Потом ложился снег, сутками мели метели. Дом визжал, звенел, вьюга била его со всех сторон. Казалось, ещё немного, и чердак будет срезан, смыт снежной струёй, его завертит, как ту обломанную ветром берёзовую ветвь, которая с шумом, почти с человеческим воплем долго носилась между стволами. Наконец она прилепилась к сугробу, примёрзла, но ещё долго пугливо вздрагивала, била беспомощно веточками, вспоминая свой полёт.
«В иные дни так занесёт, что и колодца утром не найдёшь», — вспоминала мать.
Жилось ей по-прежнему нелегко и хлопотно. Пока Клу-пгино было разделено на несколько колхозов, в своём маленьком «Ударнике», куда входила их околица, Анна Тимофеевна была и пахарем на двух лошадях, и заведовала молочной фермой. («Бывало, примчишься с ребятами к маме на ферму, — вспоминал Юрий, — и она каждому нальёт по кружке парного молока и отрежет по ломтю свежего ржаного хлеба».) Когда колхозы слились, Анна Тимофеевна, чтоб быть поближе к дому, сделалась телятницей, а затем и свинаркой. Она не боялась никакой работы и оставалась такой же дружелюбно-немногословной, освещая дом своей непогасшей за долгие годы улыбкой.
Отец, о котором Юра всегда отзывался как о строгом, но справедливом человеке, не баловавшем напрасно и не наказывавшем детей без причины, не всегда жил дома: чаще он работал плотником в колхозе или на мельнице, но случалось, что уходил и на дальние заработки. Именно он «преподал нам, детям, первые уроки дисциплины, уважения к старшим, любовь к труду», писал потом Юрий.
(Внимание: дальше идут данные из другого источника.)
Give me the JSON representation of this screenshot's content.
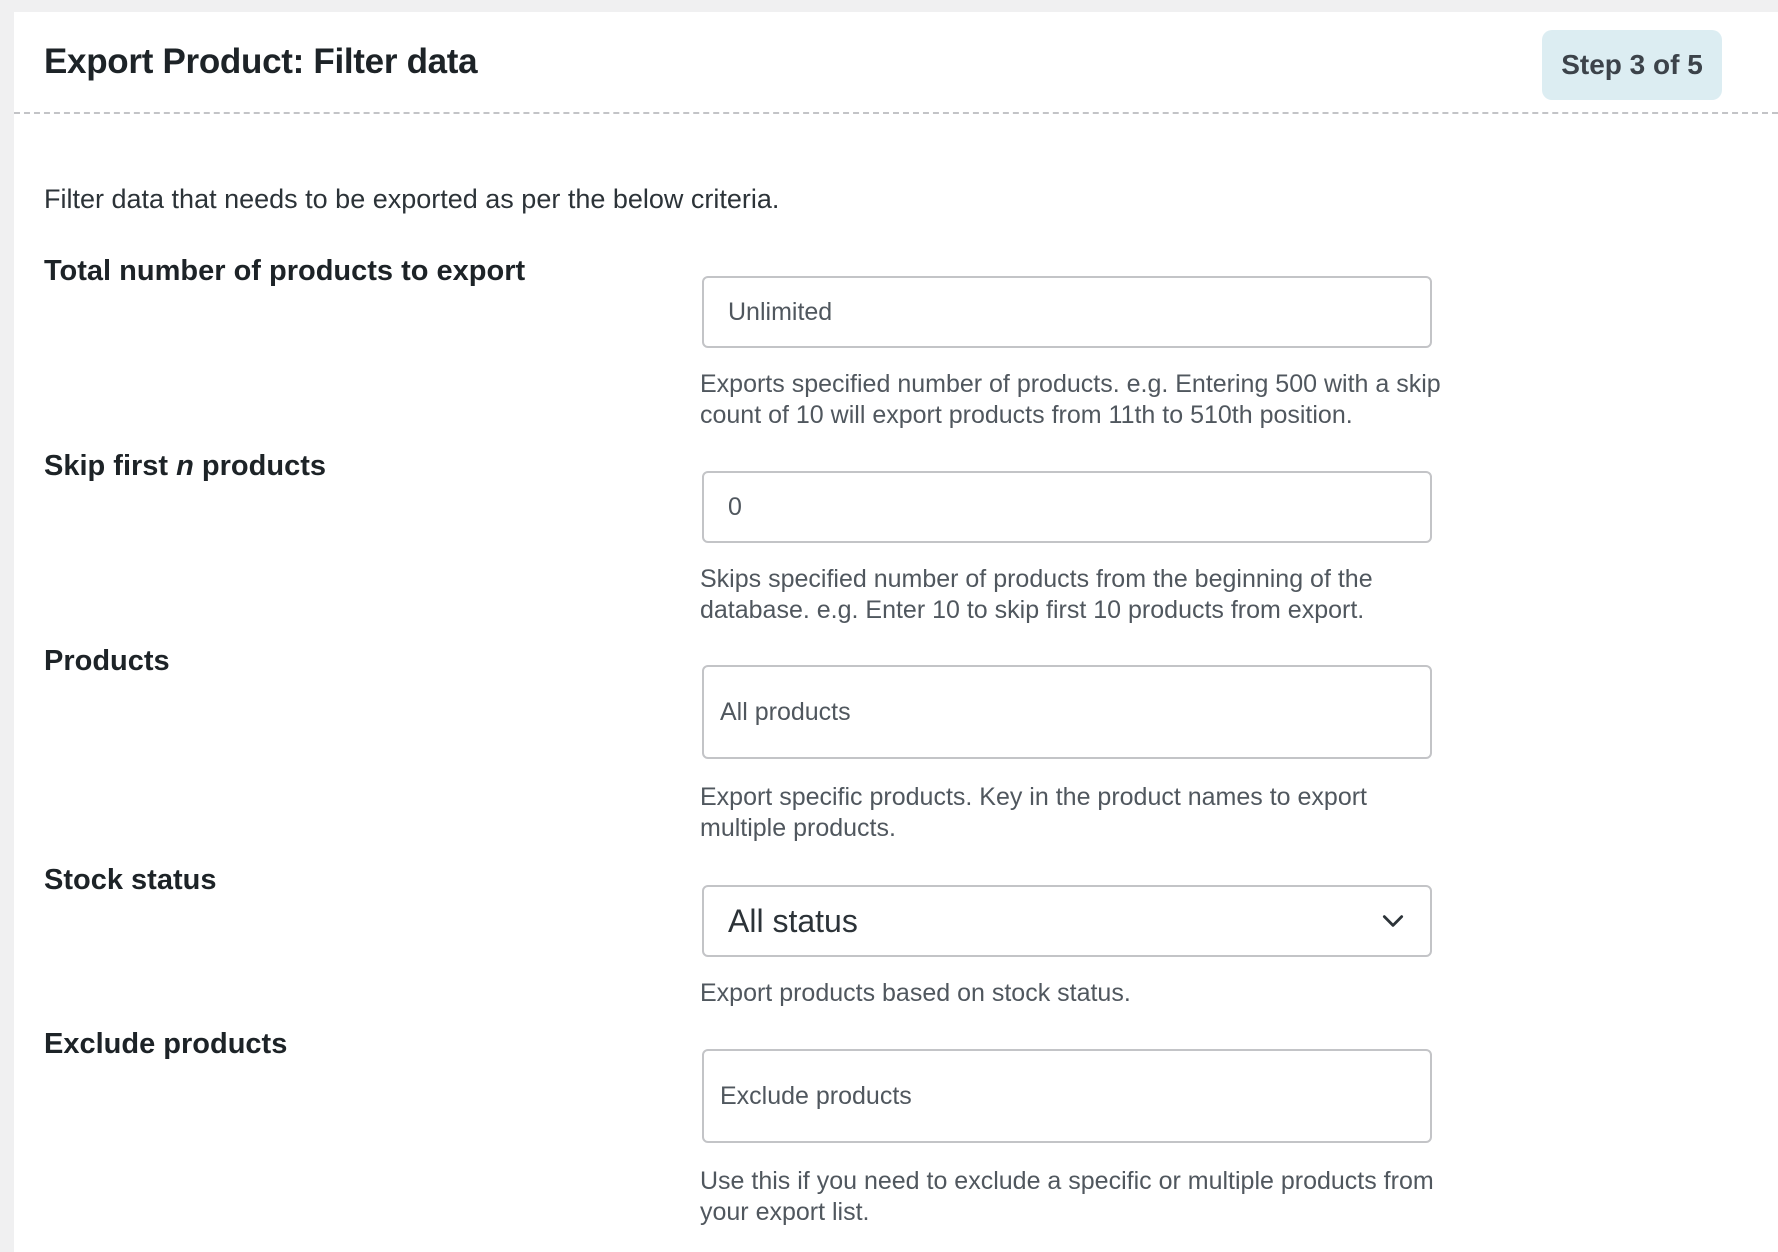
{
  "header": {
    "title": "Export Product: Filter data",
    "step": "Step 3 of 5"
  },
  "intro": "Filter data that needs to be exported as per the below criteria.",
  "fields": {
    "total": {
      "label": "Total number of products to export",
      "placeholder": "Unlimited",
      "help": "Exports specified number of products. e.g. Entering 500 with a skip count of 10 will export products from 11th to 510th position."
    },
    "skip": {
      "label_prefix": "Skip first ",
      "label_var": "n",
      "label_suffix": " products",
      "value": "0",
      "help": "Skips specified number of products from the beginning of the database. e.g. Enter 10 to skip first 10 products from export."
    },
    "products": {
      "label": "Products",
      "placeholder": "All products",
      "help": "Export specific products. Key in the product names to export multiple products."
    },
    "stock": {
      "label": "Stock status",
      "selected": "All status",
      "help": "Export products based on stock status."
    },
    "exclude": {
      "label": "Exclude products",
      "placeholder": "Exclude products",
      "help": "Use this if you need to exclude a specific or multiple products from your export list."
    }
  },
  "icons": {
    "stock_select": "chevron-down-icon"
  }
}
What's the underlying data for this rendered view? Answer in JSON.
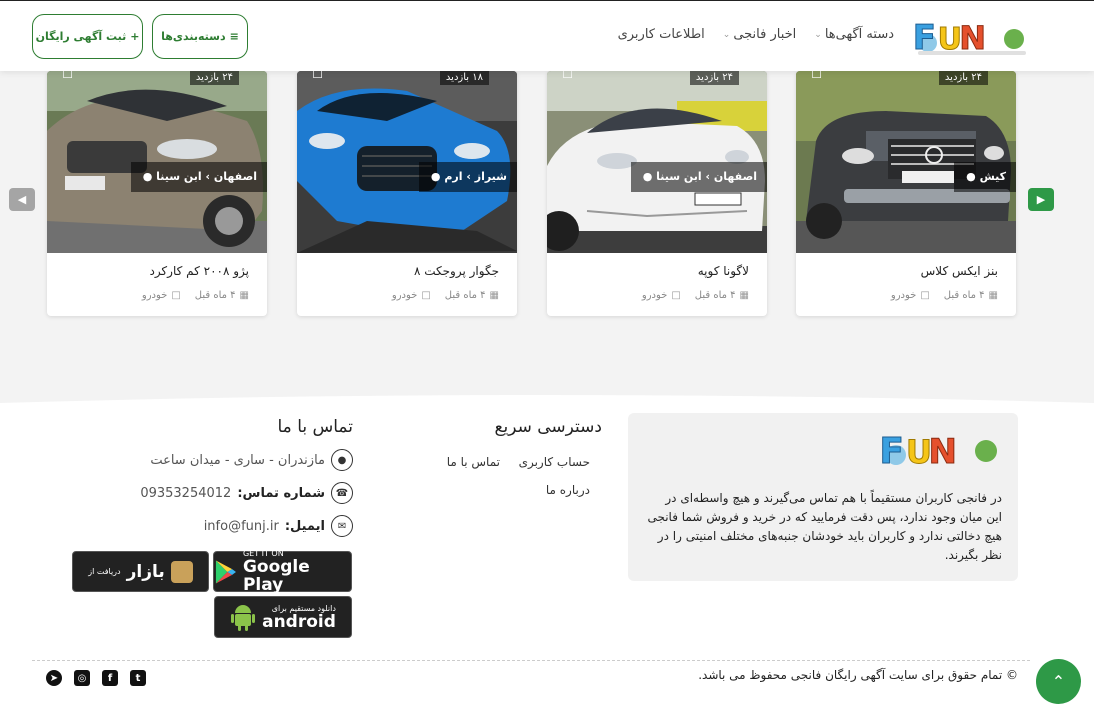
{
  "header": {
    "logo_text": "FUN",
    "nav": [
      {
        "label": "دسته آگهی‌ها",
        "has_dropdown": true
      },
      {
        "label": "اخبار فانجی",
        "has_dropdown": true
      },
      {
        "label": "اطلاعات کاربری",
        "has_dropdown": false
      }
    ],
    "categories_button": "دسته‌بندی‌ها",
    "post_ad_button": "ثبت آگهی رایگان"
  },
  "cards": [
    {
      "views": "۲۴ بازدید",
      "location": "کیش",
      "title": "بنز ایکس کلاس",
      "time": "۴ ماه قبل",
      "category": "خودرو",
      "image": "dark-pickup-truck"
    },
    {
      "views": "۲۴ بازدید",
      "location": "اصفهان › ابن سینا",
      "title": "لاگونا کوپه",
      "time": "۴ ماه قبل",
      "category": "خودرو",
      "image": "white-coupe"
    },
    {
      "views": "۱۸ بازدید",
      "location": "شیراز › ارم",
      "title": "جگوار پروجکت ۸",
      "time": "۴ ماه قبل",
      "category": "خودرو",
      "image": "blue-sports-car"
    },
    {
      "views": "۲۴ بازدید",
      "location": "اصفهان › ابن سینا",
      "title": "پژو ۲۰۰۸ کم کارکرد",
      "time": "۴ ماه قبل",
      "category": "خودرو",
      "image": "grey-hatchback"
    }
  ],
  "footer": {
    "about_text": "در فانجی کاربران مستقیماً با هم تماس می‌گیرند و هیچ واسطه‌ای در این میان وجود ندارد، پس دقت فرمایید که در خرید و فروش شما فانجی هیچ دخالتی ندارد و کاربران باید خودشان جنبه‌های مختلف امنیتی را در نظر بگیرند.",
    "quick_title": "دسترسی سریع",
    "quick_links": [
      "حساب کاربری",
      "تماس با ما",
      "درباره ما"
    ],
    "contact_title": "تماس با ما",
    "address": "مازندران - ساری - میدان ساعت",
    "phone_label": "شماره تماس:",
    "phone": "09353254012",
    "email_label": "ایمیل:",
    "email": "info@funj.ir",
    "stores": {
      "google_small": "GET IT ON",
      "google_big": "Google Play",
      "bazaar_small": "دریافت از",
      "bazaar_big": "بازار",
      "android_small": "دانلود مستقیم برای",
      "android_big": "android"
    },
    "copyright": "© تمام حقوق برای سایت آگهی رایگان فانجی محفوظ می باشد."
  },
  "colors": {
    "accent": "#2e9947",
    "brand_green": "#2e7d32"
  }
}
…Подошла последняя предвоенная весна.
Солнце припекало; безостановочно кричали грачи, устраивая на берегах гнёзда и воруя друг у друга длинные упругие хворостины. Речка дышала снежной прохладой. Голос ледохода, слабый и упрямый, всплески, шуршанье и торканье льдинок — всё напитывало тишину плотно и радостно. Река неслась вперёд.
Наслаждение скоростью! Оно началось для Юры визжащим лётом салазок и тяжёлым галопом ездовой лошади, а ещё был бег наперегонки по тёплому лугу. Наслаждение скоростью! Одна из главных радостей его жизни.